Mike Koerner’s Latest EPIC

I flew the 2013 Crystal Squadron season opener on Saturday; 598 statute miles from release to Mack Mesa, Colorado.

Lots of warning from Walt Rogers and concurrence from Dr. Jack had me scrambling to straighten out some instrumentation problems discovered during a check-out flight 2 weeks earlier. One last wiring change on the flight line and I was in the air before 10 am.

A 3200 foot tow put me into strong lift over the second ridge with easy steps up to 11,000’ over Mount Baden Powell.

The Mojave River basin thermals were not particularly good; dry with tops around 7,000 as I recall (my trace is still in the plane) but good enough to keep moving. I wasted a little time in the lee of Calico Mountain trying to work a weak wave that didn’t pan out… and I didn’t need anyway.

About 1500 feet over Cima Dry lake things changed dramatically. Cus based at 14,000 were blooming over the Spring Mountains.

I decided to overfly the Las Vegas Class Bravo squawking the new 1202 code; however the wonderful conditions and clouds west of Vegas, for some reason did not extend to the north. Sinking toward their 9000-foot airspace ceiling I radioed Nellis, but as I was requesting clearance I hit a boomer. I stopped mid-sentence and said “I’ve found lift. Please disregard”. The controller said, “I can clear you into Class Bravo.” I said, “No, no. No need.” and thanked him anyway. I do appreciate that the Nellis folks have always let me into their airspace and let me handle my own navigation, unlike the McCarran controllers to the south. But it’s still a distraction, especially with my Terra transponder which doesn’t necessarily broadcast the code you’ve dialed in (hopefully I’ve fixed that).

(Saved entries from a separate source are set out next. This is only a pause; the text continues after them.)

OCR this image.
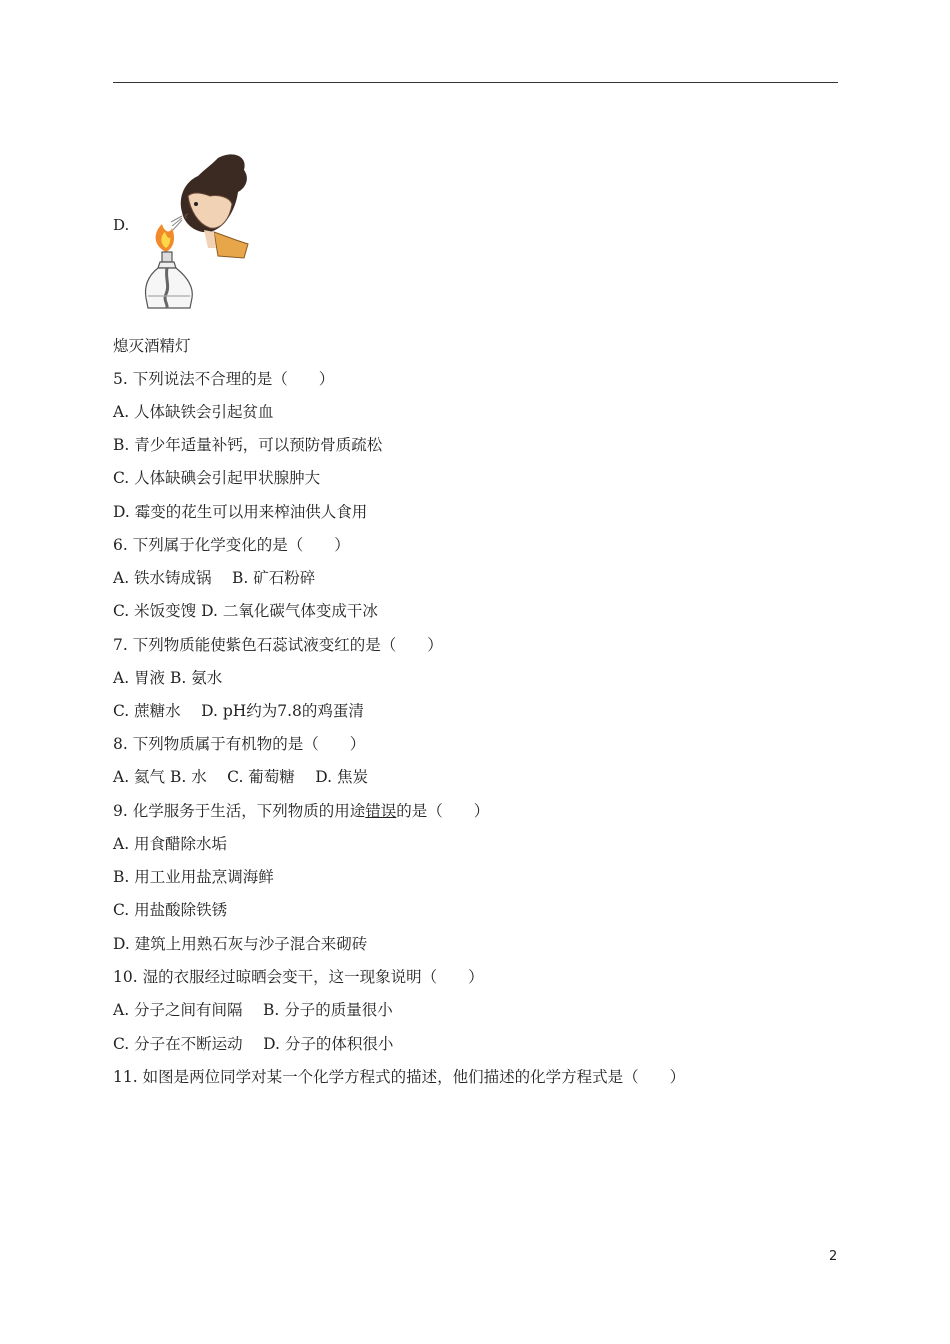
D.
熄灭酒精灯
5. 下列说法不合理的是（　　）
A. 人体缺铁会引起贫血
B. 青少年适量补钙，可以预防骨质疏松
C. 人体缺碘会引起甲状腺肿大
D. 霉变的花生可以用来榨油供人食用
6. 下列属于化学变化的是（　　）
A. 铁水铸成锅　 B. 矿石粉碎
C. 米饭变馊 D. 二氧化碳气体变成干冰
7. 下列物质能使紫色石蕊试液变红的是（　　）
A. 胃液 B. 氨水
C. 蔗糖水　 D. pH约为7.8的鸡蛋清
8. 下列物质属于有机物的是（　　）
A. 氦气 B. 水　 C. 葡萄糖　 D. 焦炭
9. 化学服务于生活，下列物质的用途错误的是（　　）
A. 用食醋除水垢
B. 用工业用盐烹调海鲜
C. 用盐酸除铁锈
D. 建筑上用熟石灰与沙子混合来砌砖
10. 湿的衣服经过晾晒会变干，这一现象说明（　　）
A. 分子之间有间隔　 B. 分子的质量很小
C. 分子在不断运动　 D. 分子的体积很小
11. 如图是两位同学对某一个化学方程式的描述，他们描述的化学方程式是（　　）
2
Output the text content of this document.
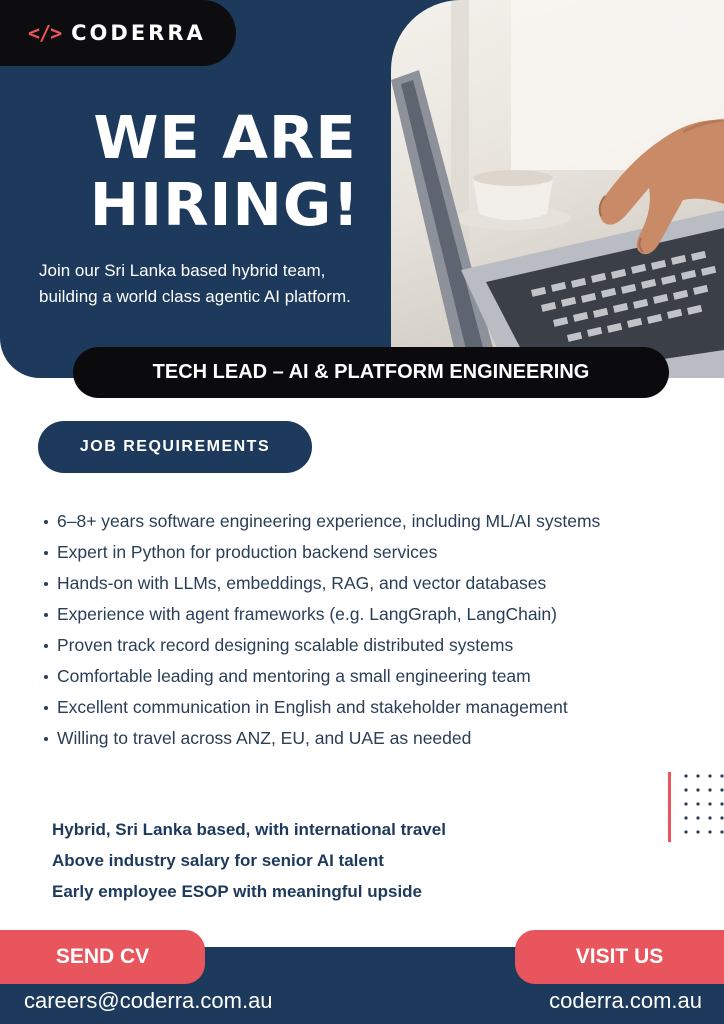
</> CODERRA
WE ARE
HIRING!

Join our Sri Lanka based hybrid team, building a world class agentic AI platform.

TECH LEAD – AI & PLATFORM ENGINEERING
JOB REQUIREMENTS
6–8+ years software engineering experience, including ML/AI systems
Expert in Python for production backend services
Hands-on with LLMs, embeddings, RAG, and vector databases
Experience with agent frameworks (e.g. LangGraph, LangChain)
Proven track record designing scalable distributed systems
Comfortable leading and mentoring a small engineering team
Excellent communication in English and stakeholder management
Willing to travel across ANZ, EU, and UAE as needed
Hybrid, Sri Lanka based, with international travel
Above industry salary for senior AI talent
Early employee ESOP with meaningful upside
SEND CV	VISIT US
careers@coderra.com.au	coderra.com.au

Conditions continued to soften to the northeast. North of Mesquite I reached the point where I couldn’t continue on course and veered off toward the round fields above Littlefield. Moments later I saw an Eagle a little north of me at my altitude. He wasn’t circling (they don’t really do that so much anyway). He was just floating with his wings level and locked, but he was certainly climbing relative to me. Then I saw him make a flick turn, still without flapping and decided to hook back around and join him. His narrow thermal (he left when I came up underneath him) gave me a couple thousand feet and allowed me to proceed on course.

Coming up on the Virgin Mountains things got dramatically better again with tops around 10,000 feet. I crossed the diamond line north of Hurricane at about 12,000 feet around 3:30 pm Pacific Time. Conditions to the north, toward cedar city, looked overdeveloped so I continued to the northeast (I’m not sure about that decision as all I can see is the clouds and cloud shadows in my immediate vicinity). I was under cus again (the first since approaching Las Vegas) over Patch, and in and out of virga thereafter. I got to 17,500 around Bryce and stayed high until the clouds and lift died out near Hanksville, well within glide to Canyonlands.

In 2001 I had scouted out landing sites between Canyonlands and Mack Mesa. The best I had come up with was two sections of road and a remote private strip that I had taken it upon myself to clear brush off the sides of. How these would fair 12 years out is anyone guess.

And so it was with great trepidation that I passed the long and wide runway and Canyonlands, still 600 feet below glide to Mack Mesa with little in the way of prospects. I dialed back the MacCready, but this presented another problem. Moving east it was getting late earlier than I expected. I would have to keep my speed up to make Mack Mesa before the sunset cutoff for Barringer Trophy consideration; though I recognized that having a runway underneath me when I land takes precedence over any trophy.

I flew with great intensity; working the stick back and forth with every quiver of the vario and dancing on the rudders to keep the yaw string perfectly straight. This seemed to pay off, though in retrospect I suspect I just had a stretch of friendly air. I think I was still within glide to Canyonlands when the “Arrival altitude” for Mack Mesa went positive. I kept working away until I had built up a decent arrival altitude and then gradually brought the speed back up.

The sun was still visible when I landed, but I’ll need to compare the official sunset time to the landing time from my trace to know for sure whether I have a submitable flight.

I made this trip without a crew. There were several people on the field just finishing up a barbeque when I landed. One of them drove me to the Grand Junction Airport from which I got a flight back to LA the next morning.

Thanks to Mike Koerner for this account of his latest fantastic soaring flight.

And thanks also for setting the finest example of soaring excellence for the rest of us to emulate!